Uza’s grabbing the Ark betrays a further misconception. As Rashi points out, he ought to have realized that the Ark is not an ordinary physical item, prone to falling when its support is taken away. (The Midrash holds that the Ark held up the priests who took it through the Jordan; if it could support others, it could certainly hold itself).
It seems to me that the two missteps share a common denominator, an insufficient awareness of God’s Otherness, which extends to the Ark that bears the Covenant. David knows—as every schoolchild should—that the Ark is carried on the shoulders, but assumes that was not inherent to the Ark. Uza knows the Ark’s past, but is still convinced that if it is tipping, it needs his assistance to stay upright.
That explains David’s fear of being near the Ark when he sees what happens to Uza. It seems irrational, since he might have learned the narrow lesson of avoiding touching the Ark. Rather, David has been confronted with his inability to predict the Ark’s rules. Worried that he has no way to appease God and control the Ark, he leaves it with Oved Edom. It is only once he sees that the Ark has a rhythm of its own which leads to blessing, once observed and accepted, that he brings it to the City of David.
Michal And A Permanent House
This framework explains the rest of the haftarah’s relevance. Michal sees the celebration over the Ark as akin to any other, which makes David’s lack of dignity upsetting. His response, roughly translated as “I would be willing to give up even more of my dignity,” shows he has learned the lesson of God’s difference, which sets aside ordinary human modes of conduct. (We might wonder why her mistake deserves the severity of his reaction, but that is for another time).
The challenge of understanding what God wants without direct consultation figures in David and Natan’s conversation as well. At first glance, the idea of building a permanent structure sounds right—it is part of the eventual plan, we know, and David seems to have pure motives in suggesting it. Natan, too, assumes that this is an idea so clearly appropriate that he answers right away, without consulting God.

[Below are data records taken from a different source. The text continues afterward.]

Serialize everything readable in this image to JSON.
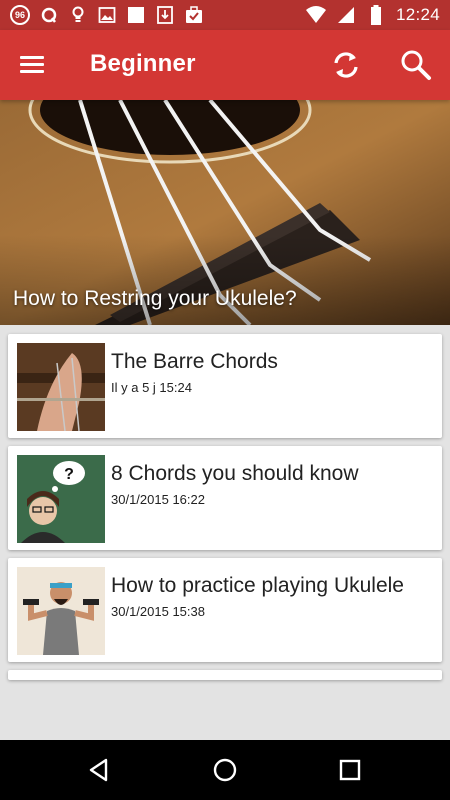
{
  "status_bar": {
    "notification_badge": "96",
    "icons_left": [
      "notification-badge-icon",
      "sync-arrow-icon",
      "lightbulb-icon",
      "image-icon",
      "checkbox-icon",
      "download-icon",
      "briefcase-check-icon"
    ],
    "icons_right": [
      "wifi-icon",
      "signal-icon",
      "battery-icon"
    ],
    "time": "12:24"
  },
  "app_bar": {
    "title": "Beginner",
    "color": "#d33734",
    "icons": [
      "menu-icon",
      "refresh-icon",
      "search-icon"
    ]
  },
  "hero": {
    "title": "How to Restring your Ukulele?"
  },
  "articles": [
    {
      "title": "The Barre Chords",
      "date": "Il y a 5 j 15:24"
    },
    {
      "title": "8 Chords you should know",
      "date": "30/1/2015 16:22"
    },
    {
      "title": "How to practice playing Ukulele",
      "date": "30/1/2015 15:38"
    }
  ],
  "nav_bar": {
    "icons": [
      "back-icon",
      "home-icon",
      "recents-icon"
    ]
  }
}
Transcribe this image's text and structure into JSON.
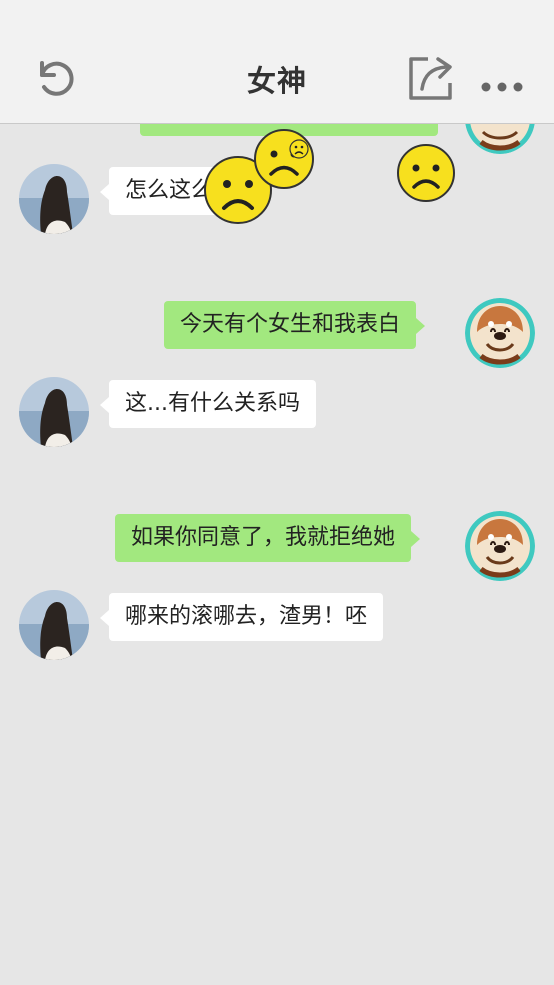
{
  "header": {
    "title": "女神",
    "back_icon": "refresh-back-icon",
    "share_icon": "share-icon",
    "more_icon": "more-dots-icon"
  },
  "messages": [
    {
      "side": "right",
      "text": "",
      "partial": true
    },
    {
      "side": "left",
      "text": "怎么这么..."
    },
    {
      "side": "right",
      "text": "今天有个女生和我表白"
    },
    {
      "side": "left",
      "text": "这...有什么关系吗"
    },
    {
      "side": "right",
      "text": "如果你同意了，我就拒绝她"
    },
    {
      "side": "left",
      "text": "哪来的滚哪去，渣男！呸"
    }
  ],
  "emojis": [
    "sad-face-emoji",
    "sad-face-emoji",
    "sad-face-emoji"
  ],
  "colors": {
    "header_bg": "#f2f2f2",
    "chat_bg": "#e6e6e6",
    "sent_bubble": "#a2e87f",
    "received_bubble": "#ffffff",
    "emoji_yellow": "#f7e01e"
  }
}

That night, a vision tells him once again of the broader message of the haftarah, that the closer a topic is to God’s plan, the less able we are to predict what the Divine Will dictates. Natan has to come back to David the next morning with the humbling message (for both of them) that God does not see David as the right person to build the Temple, a task that will have to wait for his son. Some explanation of God’s reasoning is given in Chronicles, but that is again not our issue.
Looking back to the Torah reading, this haftarah now seems to editorialize about Nadab and Abihu’s misstep. The Sages offered many options for what the “strange fire” was that they offered, and we need not decide among them. Our haftarah does suggest, though, that the underlying issue was their arrogating to themselves the right to make decisions about the new Tabernacle’s needs and rules.
That is not completely untrue—later in the same Torah reading, Moses becomes upset about Aaron and his sons’ failure to eat a certain sacrifice, and then concedes that Aaron and his sons have successfully reasoned it out to realize they should not be eating that sacrifice on the day their sons and brothers died.
The key challenge, in all these instances, highlighted for us by the segments of the haftarah, is to know when we are to seek God’s law and when we can assume that our reasoning and extrapolating from experience can guide us in serving God properly. In the case of the Ark and the timing of the building of the Temple, in our haftarah, the weight was heavily on the side of taking direction from God.